Which brings us to what defunding looks like in practice. Off to Bunker Hill, MA, we go (boldface mine):
Bunker Hill, whose student body is more than two-thirds students of color and a quarter Black, has for years grappled with state budget cuts that have forced a growing share of the cost onto students who can least afford it, making it that much harder for them to achieve the social mobility that education promises. Over the past 20 years, the school has gone from being mostly funded by the state to mostly funded by students.
While most students at the many private, four-year colleges in Greater Boston will resume their studies this fall in one form or the other, that is not a guarantee at Bunker Hill, the largest community college in the state. Like Brea, many have lost jobs, family members, or housing as a result of the pandemic. Others lack a quiet place to study or a laptop and Wi-Fi. If circumstances become too difficult, they might never return…

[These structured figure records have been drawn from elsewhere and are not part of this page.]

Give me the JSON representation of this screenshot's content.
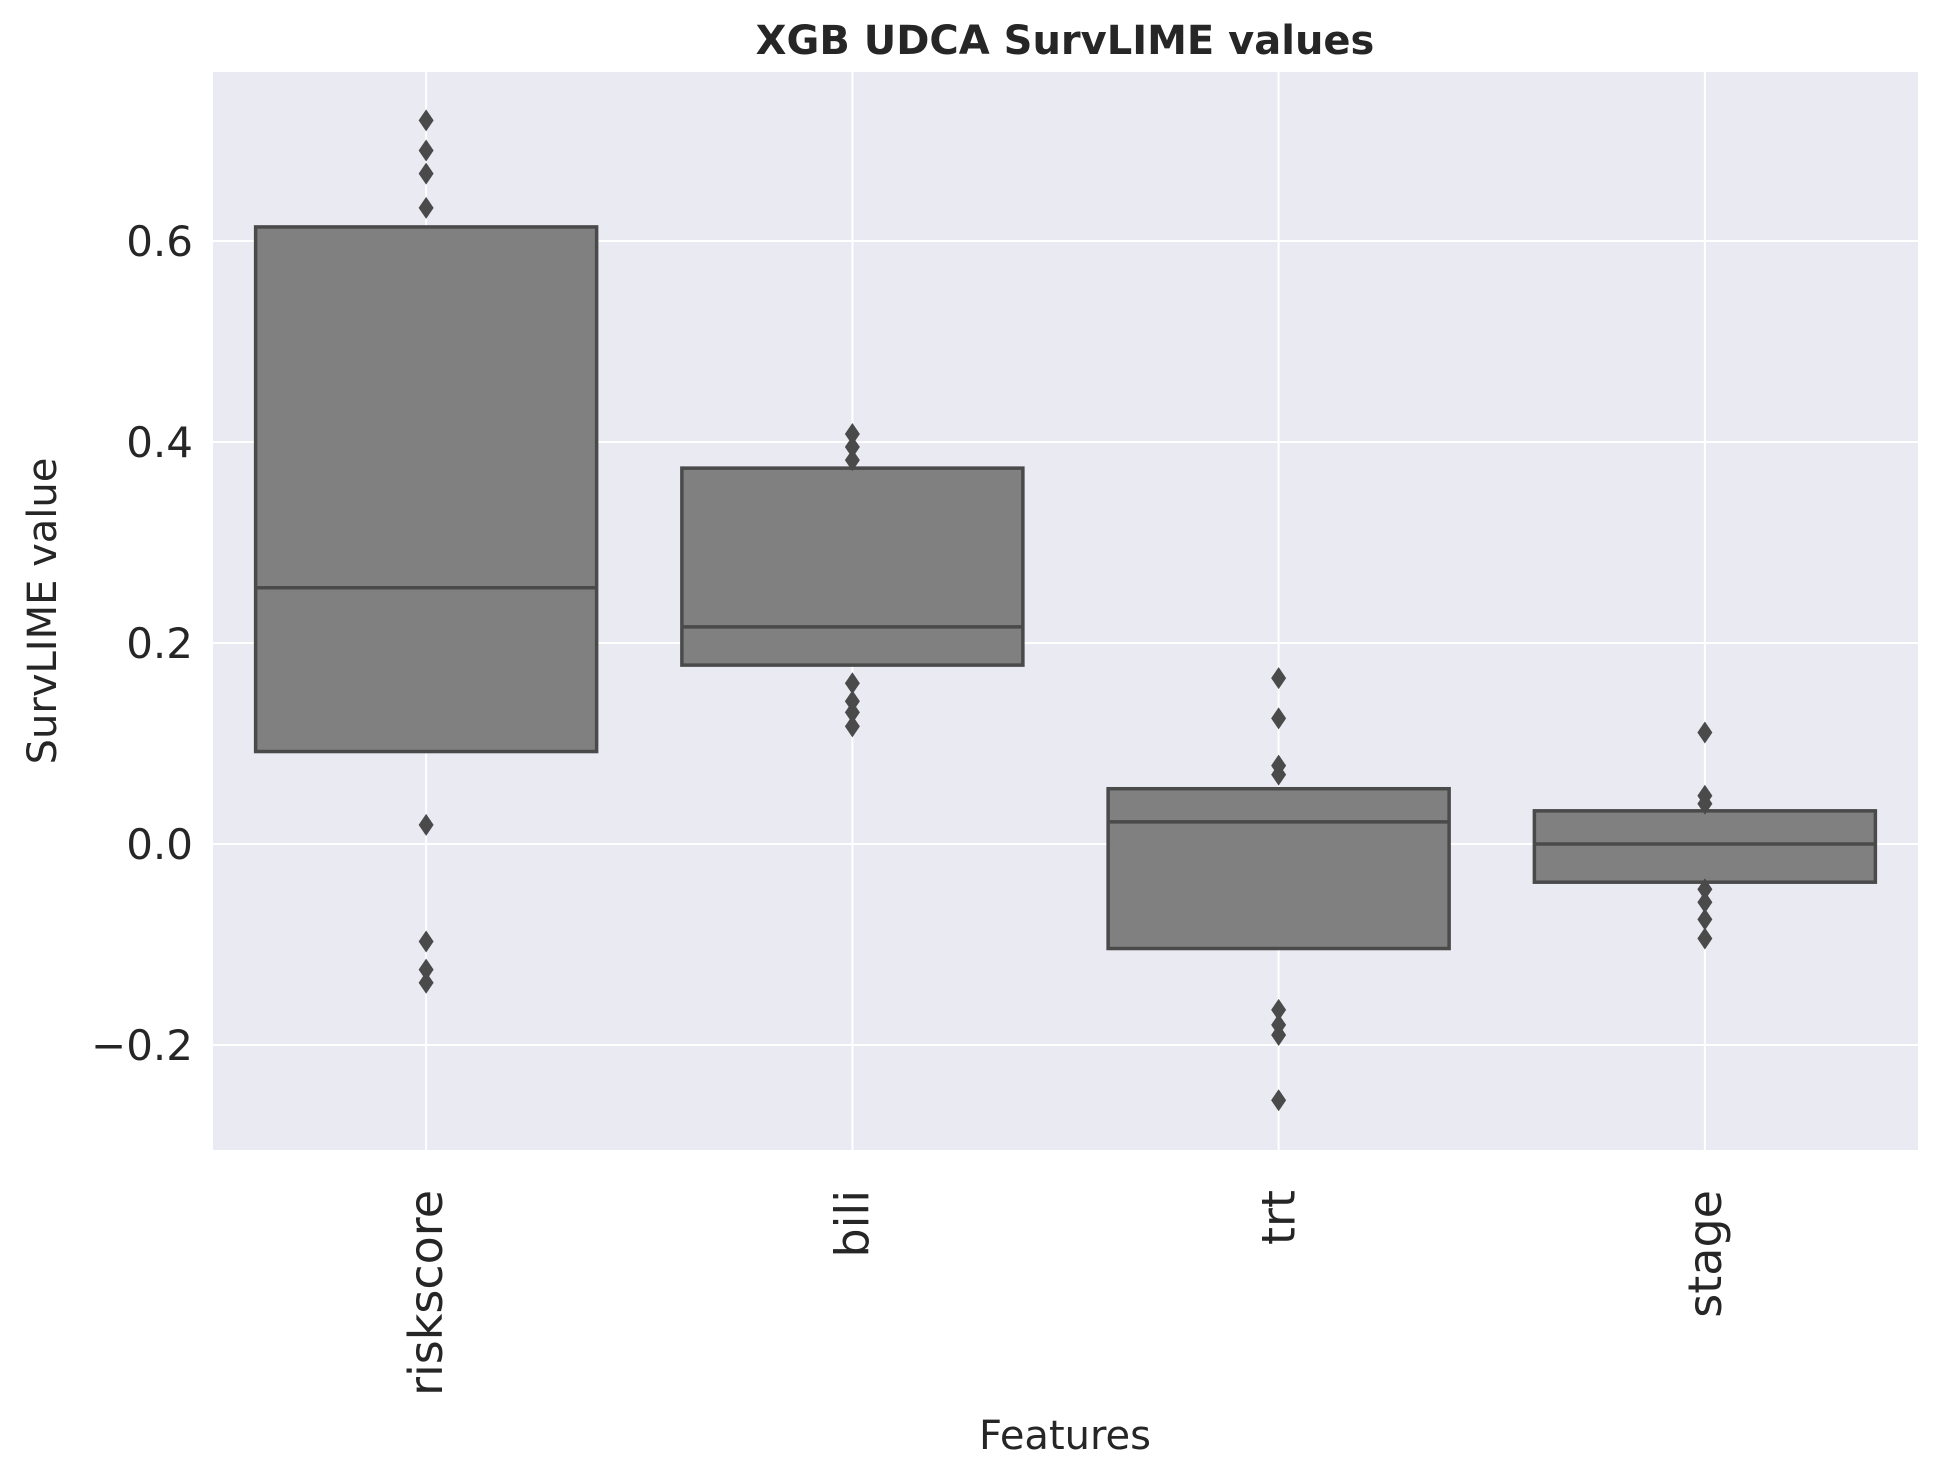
{
  "chart_data": {
    "type": "boxplot",
    "title": "XGB UDCA SurvLIME values",
    "xlabel": "Features",
    "ylabel": "SurvLIME value",
    "ylim": [
      -0.3,
      0.77
    ],
    "yticks": [
      -0.2,
      0.0,
      0.2,
      0.4,
      0.6
    ],
    "ytick_labels": [
      "−0.2",
      "0.0",
      "0.2",
      "0.4",
      "0.6"
    ],
    "categories": [
      "riskscore",
      "bili",
      "trt",
      "stage"
    ],
    "grid": true,
    "colors": {
      "background": "#eaeaf2",
      "grid": "#ffffff",
      "box_fill": "#808080",
      "box_edge": "#4a4a4a",
      "text": "#262626"
    },
    "boxes": [
      {
        "category": "riskscore",
        "q1": 0.092,
        "median": 0.255,
        "q3": 0.614,
        "outliers": [
          0.72,
          0.69,
          0.667,
          0.633,
          0.019,
          -0.097,
          -0.125,
          -0.138
        ]
      },
      {
        "category": "bili",
        "q1": 0.178,
        "median": 0.216,
        "q3": 0.374,
        "outliers": [
          0.408,
          0.395,
          0.382,
          0.16,
          0.142,
          0.131,
          0.117
        ]
      },
      {
        "category": "trt",
        "q1": -0.104,
        "median": 0.022,
        "q3": 0.055,
        "outliers": [
          0.165,
          0.125,
          0.078,
          0.069,
          -0.165,
          -0.18,
          -0.19,
          -0.255
        ]
      },
      {
        "category": "stage",
        "q1": -0.038,
        "median": 0.0,
        "q3": 0.033,
        "outliers": [
          0.111,
          0.048,
          0.04,
          -0.045,
          -0.058,
          -0.075,
          -0.094
        ]
      }
    ]
  }
}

In many ways, reopening in the fall is the least of Eddinger’s concerns. She is far more worried about something no one seems to want to talk about yet — the long-term economic fallout from the pandemic and how that will hurt the school’s ability to serve its marginalized students.
“The real worry is the defunding of higher education, public higher education,” Eddinger said. “And ultimately, it is going to impact our communities of color.”

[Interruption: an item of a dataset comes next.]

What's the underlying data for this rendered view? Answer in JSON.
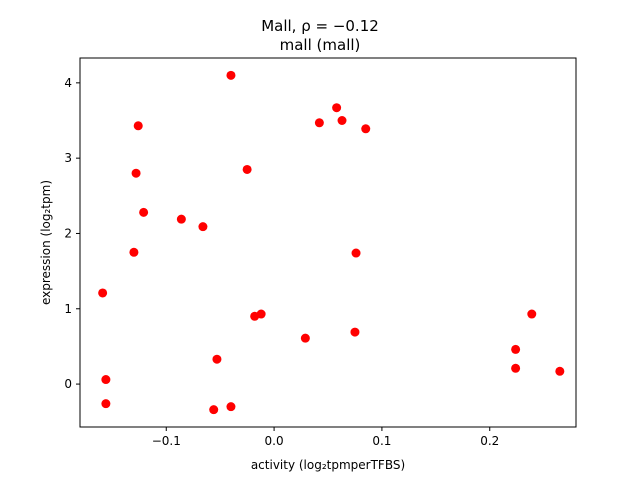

…“The idea that you can’t defund something — of course you can, they’ve done it to education. They have done it to community colleges,” said Sara Goldrick-Rab, a sociology professor at Temple University who studies higher education.
Over the past two decades, community college presidents have been forced to fund a growing share of their operating budgets with student tuition, as state support shrinks. In fiscal 2001, the state funded 68 percent of Bunker Hill’s budget, and student tuition (now about $2,500 per semester for a full-time student) funded just 32 percent, according to the college. Now those percentages have flipped. This year, student payments made up 66 percent of the operating budget and the state funded just 34 percent.
Anyone who says defunding the police is impossible just needs to talk to someone in public higher education. Given that local and state governments are not currency issuers–and most can’t legally deficit spend–something has to get cut. In some places, the police might have a very hard time defending their budget.